I noticed that the phoebes were making trips to the old wood shed.  I suspected they were scouting nesting locations. They like to nest in the overhangs and eaves of man-made structures.  However, they also like natural cliffs and rock faces.  I was lucky enough to watch a phoebe build a nest and raise a family at the Indian Rocks on our property two years ago!

On this particular day, two weeks ago, the phoebes kept making their rounds to the forest edge, back to the large hickory tree, then back to the wood shed.  I was certain they were nest building.  However, by the end of the day, something had changed their plans.  They abandoned that location and didn't return.

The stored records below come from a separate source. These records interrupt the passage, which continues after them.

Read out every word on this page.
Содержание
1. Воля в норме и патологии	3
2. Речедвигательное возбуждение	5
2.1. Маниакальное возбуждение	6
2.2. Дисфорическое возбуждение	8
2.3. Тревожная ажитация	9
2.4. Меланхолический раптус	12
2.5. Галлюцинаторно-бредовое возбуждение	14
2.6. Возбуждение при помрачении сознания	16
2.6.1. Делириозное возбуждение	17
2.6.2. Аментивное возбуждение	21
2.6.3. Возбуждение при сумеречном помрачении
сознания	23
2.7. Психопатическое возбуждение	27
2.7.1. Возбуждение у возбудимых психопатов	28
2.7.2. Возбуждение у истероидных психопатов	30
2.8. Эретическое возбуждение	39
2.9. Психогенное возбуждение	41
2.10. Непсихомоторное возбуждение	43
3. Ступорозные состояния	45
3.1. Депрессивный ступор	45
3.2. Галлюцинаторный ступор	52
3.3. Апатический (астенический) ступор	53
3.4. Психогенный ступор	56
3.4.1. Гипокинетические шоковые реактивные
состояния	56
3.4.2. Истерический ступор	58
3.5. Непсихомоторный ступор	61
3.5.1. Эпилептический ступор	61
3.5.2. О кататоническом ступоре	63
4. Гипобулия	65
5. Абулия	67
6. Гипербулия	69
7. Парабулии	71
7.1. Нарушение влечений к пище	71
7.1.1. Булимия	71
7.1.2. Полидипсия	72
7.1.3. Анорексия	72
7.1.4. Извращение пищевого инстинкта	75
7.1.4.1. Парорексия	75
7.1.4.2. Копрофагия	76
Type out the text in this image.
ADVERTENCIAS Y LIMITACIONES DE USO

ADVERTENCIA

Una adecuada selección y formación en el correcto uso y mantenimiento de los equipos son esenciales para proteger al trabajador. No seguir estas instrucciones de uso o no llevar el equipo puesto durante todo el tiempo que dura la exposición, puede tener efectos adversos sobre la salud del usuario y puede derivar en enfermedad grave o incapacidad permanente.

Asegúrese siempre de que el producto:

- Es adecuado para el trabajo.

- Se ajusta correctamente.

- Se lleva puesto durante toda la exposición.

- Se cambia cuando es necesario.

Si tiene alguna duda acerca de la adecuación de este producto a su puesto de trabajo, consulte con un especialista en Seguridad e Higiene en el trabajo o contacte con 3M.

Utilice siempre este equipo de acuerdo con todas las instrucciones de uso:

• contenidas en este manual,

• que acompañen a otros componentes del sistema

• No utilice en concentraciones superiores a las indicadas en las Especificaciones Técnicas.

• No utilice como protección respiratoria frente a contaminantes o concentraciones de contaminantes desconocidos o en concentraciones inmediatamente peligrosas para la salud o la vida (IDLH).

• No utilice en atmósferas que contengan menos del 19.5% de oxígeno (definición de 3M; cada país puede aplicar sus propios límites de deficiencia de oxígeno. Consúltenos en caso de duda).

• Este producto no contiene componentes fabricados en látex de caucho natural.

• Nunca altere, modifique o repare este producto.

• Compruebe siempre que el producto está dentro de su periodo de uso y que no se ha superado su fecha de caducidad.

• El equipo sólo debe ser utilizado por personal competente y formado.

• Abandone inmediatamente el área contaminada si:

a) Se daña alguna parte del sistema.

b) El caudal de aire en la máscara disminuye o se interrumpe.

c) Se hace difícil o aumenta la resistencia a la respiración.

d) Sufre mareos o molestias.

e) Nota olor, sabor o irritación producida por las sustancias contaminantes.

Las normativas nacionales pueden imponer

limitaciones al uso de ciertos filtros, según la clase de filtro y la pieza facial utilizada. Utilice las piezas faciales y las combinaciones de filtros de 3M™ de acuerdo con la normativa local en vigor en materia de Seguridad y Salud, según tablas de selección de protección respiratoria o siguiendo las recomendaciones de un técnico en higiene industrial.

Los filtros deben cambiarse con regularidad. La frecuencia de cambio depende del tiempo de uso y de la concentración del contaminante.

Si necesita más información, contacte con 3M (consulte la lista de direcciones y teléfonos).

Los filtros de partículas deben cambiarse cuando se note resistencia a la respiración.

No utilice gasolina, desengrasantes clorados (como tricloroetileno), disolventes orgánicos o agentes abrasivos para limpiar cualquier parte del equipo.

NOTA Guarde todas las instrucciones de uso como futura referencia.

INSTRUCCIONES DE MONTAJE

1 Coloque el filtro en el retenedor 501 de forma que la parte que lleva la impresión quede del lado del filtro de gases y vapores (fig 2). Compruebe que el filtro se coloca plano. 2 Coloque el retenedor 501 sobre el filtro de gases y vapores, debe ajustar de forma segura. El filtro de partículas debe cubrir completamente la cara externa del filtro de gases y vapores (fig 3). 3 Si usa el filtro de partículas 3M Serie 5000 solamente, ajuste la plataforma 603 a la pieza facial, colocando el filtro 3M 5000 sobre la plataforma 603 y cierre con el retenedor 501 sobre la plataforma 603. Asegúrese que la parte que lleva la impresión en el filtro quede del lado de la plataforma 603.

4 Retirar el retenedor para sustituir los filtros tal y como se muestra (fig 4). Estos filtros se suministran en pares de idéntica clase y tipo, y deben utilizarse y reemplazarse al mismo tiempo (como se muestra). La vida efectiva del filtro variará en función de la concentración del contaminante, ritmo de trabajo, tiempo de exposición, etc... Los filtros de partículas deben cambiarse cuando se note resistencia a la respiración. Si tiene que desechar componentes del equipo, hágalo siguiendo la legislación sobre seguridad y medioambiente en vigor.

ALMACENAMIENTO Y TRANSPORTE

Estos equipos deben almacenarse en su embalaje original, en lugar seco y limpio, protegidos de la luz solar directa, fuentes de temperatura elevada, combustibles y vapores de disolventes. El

The next morning, bright and early, I heard them once again right outside the screened porch by the hickory tree.  This time, they decided to fly UNDER the CABIN!  I was perfectly still and quiet, very aware that I could frighten them and derail any future nesting plans.  I left the porch for the day and tried to "ignore" their frequent under-the-cabin trips.

After the passing of a week, I decided to go under the cabin and search for the nest.  I looked and looked and looked.... and then looked some more.  I saw no nest and no birds. How disappointing!!  I reported to Phil that they must've moved elsewhere and there was no nest to be found.

A few days later, Phil had to go under the cabin to mount and install our hot-water tank.  Sure enough, it was PHIL who found the nest!!  He could not wait to tell me that the phoebes were nesting directly beside the water tank.  He had inadvertently flushed Mama from the nest, which clued him as to where to look.

This is a view of the side of the cabin.  Look underneath and you will see the hot water tank suspended from the floor joists.  (by the way... that unsightly messy mess WILL SOON be covered by under-pinning! Under the house is our "basement storage"... and.. well... it's messy!)

The arrow is pointing to the location of the nest.  Even if I were to lay on my belly, the nest is not visible from the side of the cabin.  One must go entirely under the cabin to see it.  Very cleverly hidden!

Phoebes build sweet little nests... all snug with moss.  If you discover a nest in a similar location, but made of mud, it is probably the work of swallows.  BUT if the nest is made of moss... phoebes are probably your bird!

 Mama, under the cabin... making sure that I don't come any closer!

.... so mystery solved!  They are tricky little birds.  I'm glad that they found a very secretive and safe location to nest.  I will leave them be as much as I can.  I flushed Mama once while first approaching the nest, but now that I know where it is, I won't do it again.  I can lay on my belly from under the cabin and try to get photos with my zoom lens.  Hopefully she will allow me to get photos if I keep a respectable distance.